By Tom Polansek and Leah Douglas

(Reuters) -The U.S. Department of Agriculture will spend up to $750 million to build a facility in Texas that produces sterile flies to fight the flesh-eating livestock pest New World screwworm, Secretary Brooke Rollins said on Friday.

The plan signals increasing worries about the risk of screwworm, a parasitic fly that eats livestock and wildlife alive, to infest U.S. cattle after the pest moved north in Mexico toward the U.S. border.

An outbreak could further elevate record-high U.S. beef prices by reducing the U.S. cattle supply.

"It could truly crush the cattle industry," Texas Governor Greg Abbott said at a news conference with Rollins.
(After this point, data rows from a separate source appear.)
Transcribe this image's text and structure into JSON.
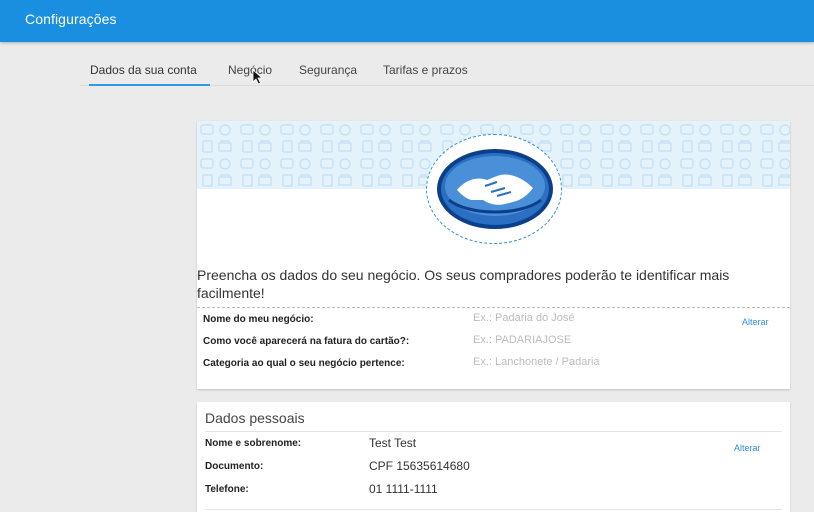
{
  "header": {
    "title": "Configurações",
    "color": "#1a8fe0"
  },
  "tabs": [
    {
      "label": "Dados da sua conta",
      "active": true
    },
    {
      "label": "Negócio",
      "active": false
    },
    {
      "label": "Segurança",
      "active": false
    },
    {
      "label": "Tarifas e prazos",
      "active": false
    }
  ],
  "business": {
    "intro": "Preencha os dados do seu negócio. Os seus compradores poderão te identificar mais facilmente!",
    "rows": [
      {
        "label": "Nome do meu negócio:",
        "placeholder": "Ex.: Padaria do José"
      },
      {
        "label": "Como você aparecerá na fatura do cartão?:",
        "placeholder": "Ex.: PADARIAJOSE"
      },
      {
        "label": "Categoria ao qual o seu negócio pertence:",
        "placeholder": "Ex.: Lanchonete / Padaria"
      }
    ],
    "edit_label": "Alterar",
    "logo_icon": "handshake-logo-icon"
  },
  "personal": {
    "title": "Dados pessoais",
    "rows": [
      {
        "label": "Nome e sobrenome:",
        "value": "Test Test"
      },
      {
        "label": "Documento:",
        "value": "CPF 15635614680"
      },
      {
        "label": "Telefone:",
        "value": "01 1111-1111"
      }
    ],
    "edit_label": "Alterar"
  },
  "colors": {
    "accent": "#2d9ae8",
    "link": "#2d8fdc",
    "banner": "#e4f2fb"
  }
}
In Texas, the largest cattle-producing state, ranchers are anticipating the return of screwworm for the first time in decades. The United States eliminated screwworm in the 20th century by flying planes over hotspots to drop boxes packed with sterile flies.

The production plant in Edinburg, Texas, would be located with a previously announced sterile fly dispersal facility at Moore Air Base and be able to produce 300 million sterile screwworm flies per week, Rollins said. Sterile flies reduce the mating population of the wild flies.

Rollins did not say when the plant would open but previously said such a facility would take two to three years to build.

The USDA will spend another $100 million on technologies to combat screwworm while the facility is being constructed and hire more mounted officers to patrol the border for infested wildlife, Rollins said.

The agency halted imports of Mexican cattle in July to keep out screwworm, tightening U.S. cattle supplies already at their lowest levels in decades.

"Those ports don't open until we begin to push the screwworm back," Rollins said.

The USDA has also invested in a sterile fly production plant in Mexico that is slated to open next year.

In Panama, a facility breeds up to 100 million sterile flies per week. The USDA estimated 500 million flies must be released weekly to push screwworm back south in Latin America.

"All Americans should be concerned," Rollins said.